That asside your wife is not being reasonable in the divorce settlement. The problem with offereing too much in a divorce settlement is that the other party then wants even more.


----------



## Frostflower (Jul 22, 2012)

You're in the UK to learn how to fly? If so, my statement stands!

Interestingly, the divorce rate that I saw was higher among the pilots than the engineers who were away from home as much as the pilots. Something in the Fly Boys egos?

I'm originally from the UK. Enjoy your stay.


----------



## donkler (May 21, 2012)

No sorry I live in the UK 
_Posted via Mobile Device_


----------



## donkler (May 21, 2012)

Pilots leave their egos in the parking lot..........dont they? 
_Posted via Mobile Device_


----------



## lifeisnotsogood (Jun 11, 2012)

Depends on what you make vs. what she makes and your total assets.
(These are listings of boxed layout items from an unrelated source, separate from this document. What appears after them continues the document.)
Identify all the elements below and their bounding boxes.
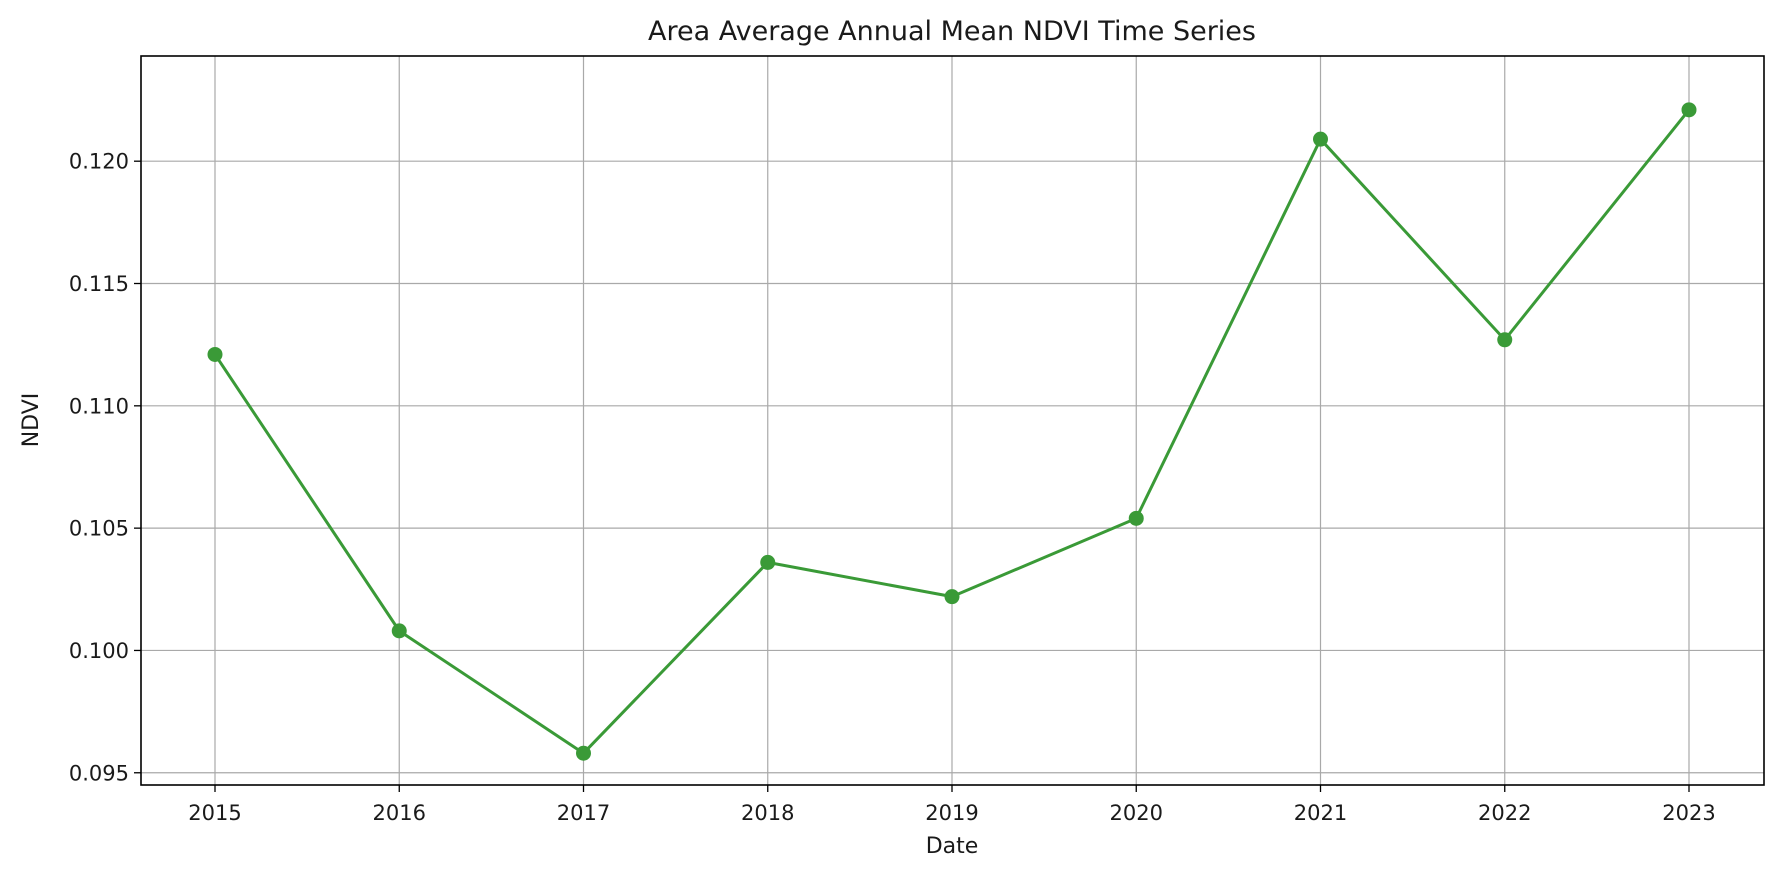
x-tick-label: 2017 [557,801,610,825]
x-tick-label: 2023 [1662,801,1715,825]
x-tick-label: 2015 [188,801,241,825]
x-tick-label: 2020 [1110,801,1163,825]
data-point [576,745,591,761]
x-axis-label: Date [926,834,979,859]
data-point [1497,332,1513,348]
y-tick-label: 0.100 [69,639,129,663]
y-tick-label: 0.095 [69,761,129,785]
x-tick-label: 2021 [1294,801,1347,825]
data-point [1313,131,1328,147]
data-point [207,346,223,362]
y-tick-label: 0.120 [69,150,129,174]
y-tick-label: 0.110 [69,394,129,418]
y-tick-label: 0.115 [69,272,129,296]
x-tick-label: 2022 [1478,801,1531,825]
ticks: 2015 2016 2017 2018 2019 2020 2021 2022 2023 0.09… [69,150,1716,825]
data-point [944,589,960,605]
data-point [1681,102,1697,118]
y-axis-label: NDVI [19,393,44,448]
x-tick-label: 2016 [373,801,426,825]
grid [141,56,1764,785]
series-layer [207,102,1697,761]
y-tick-label: 0.105 [69,517,129,541]
data-point [760,554,776,570]
x-tick-label: 2018 [741,801,794,825]
data-point [1128,510,1144,526]
data-point [391,623,407,639]
x-tick-label: 2019 [925,801,978,825]
chart-title: Area Average Annual Mean NDVI Time Serie… [648,16,1256,47]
Since you've been married for so long, you would be required to split everything 50/50 and if she didn't work, you would also be required to pay alimony for life (most states).


----------



## Frostflower (Jul 22, 2012)

I agree with EleGirl. Your wife is greedy. You tried to be nice and look where it got you. Let the courts settle it.
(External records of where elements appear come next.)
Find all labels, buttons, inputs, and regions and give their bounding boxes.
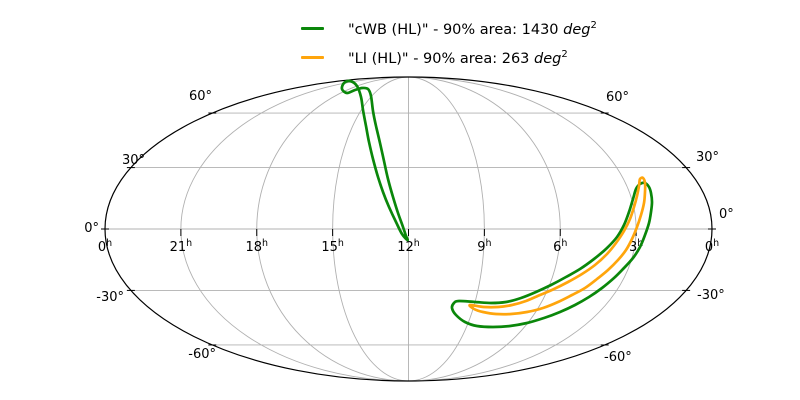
legend-label-cwb: "cWB (HL)" - 90% area: 1430 deg2 — [348, 20, 597, 38]
hour-label-0h: 0h — [705, 238, 719, 255]
lat-label-left-30: 30° — [122, 153, 145, 168]
li-contour-south — [468, 176, 647, 316]
lat-label-left-60: 60° — [189, 89, 212, 104]
legend-item-li: "LI (HL)" - 90% area: 263 deg2 — [301, 48, 597, 67]
hour-label-9h: 9h — [477, 238, 491, 255]
lat-label-right--60: -60° — [604, 350, 632, 365]
legend: "cWB (HL)" - 90% area: 1430 deg2 "LI (HL… — [301, 19, 597, 77]
lat-label-right--30: -30° — [697, 288, 725, 303]
lat-label-right-60: 60° — [606, 90, 629, 105]
hour-label-15h: 15h — [321, 238, 344, 255]
legend-label-li: "LI (HL)" - 90% area: 263 deg2 — [348, 49, 568, 67]
lat-label-left--60: -60° — [188, 347, 216, 362]
cwb-contour-south — [450, 181, 654, 329]
hour-label-18h: 18h — [245, 238, 268, 255]
lat-label-right-30: 30° — [696, 150, 719, 165]
legend-line-cwb — [301, 26, 324, 30]
cwb-contour-north — [340, 79, 410, 242]
lat-label-left-0: 0° — [84, 221, 99, 236]
hour-label-0h: 0h — [98, 238, 112, 255]
lat-label-right-0: 0° — [719, 207, 734, 222]
legend-item-cwb: "cWB (HL)" - 90% area: 1430 deg2 — [301, 19, 597, 38]
hour-label-12h: 12h — [397, 238, 420, 255]
hour-label-6h: 6h — [553, 238, 567, 255]
lat-label-left--30: -30° — [96, 290, 124, 305]
legend-line-li — [301, 55, 324, 59]
hour-label-21h: 21h — [170, 238, 193, 255]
Donkler, the problem is, they pick up their egos when they return to the parking lot. Once again, I apologize to all the decent pilots out there, but so many of them think they are God's gift to women because they can fly a plane.


----------



## YellowRoses (Jun 2, 2012)

Yes, you are a b*stard but what's morally right and what's legally right as far as the money goes is something else

Solicitors will need to thrash it out

If its still not sorted and she has had to stomach 2y of seeing you with your AP, I'm not surprised she is less than reasonable


----------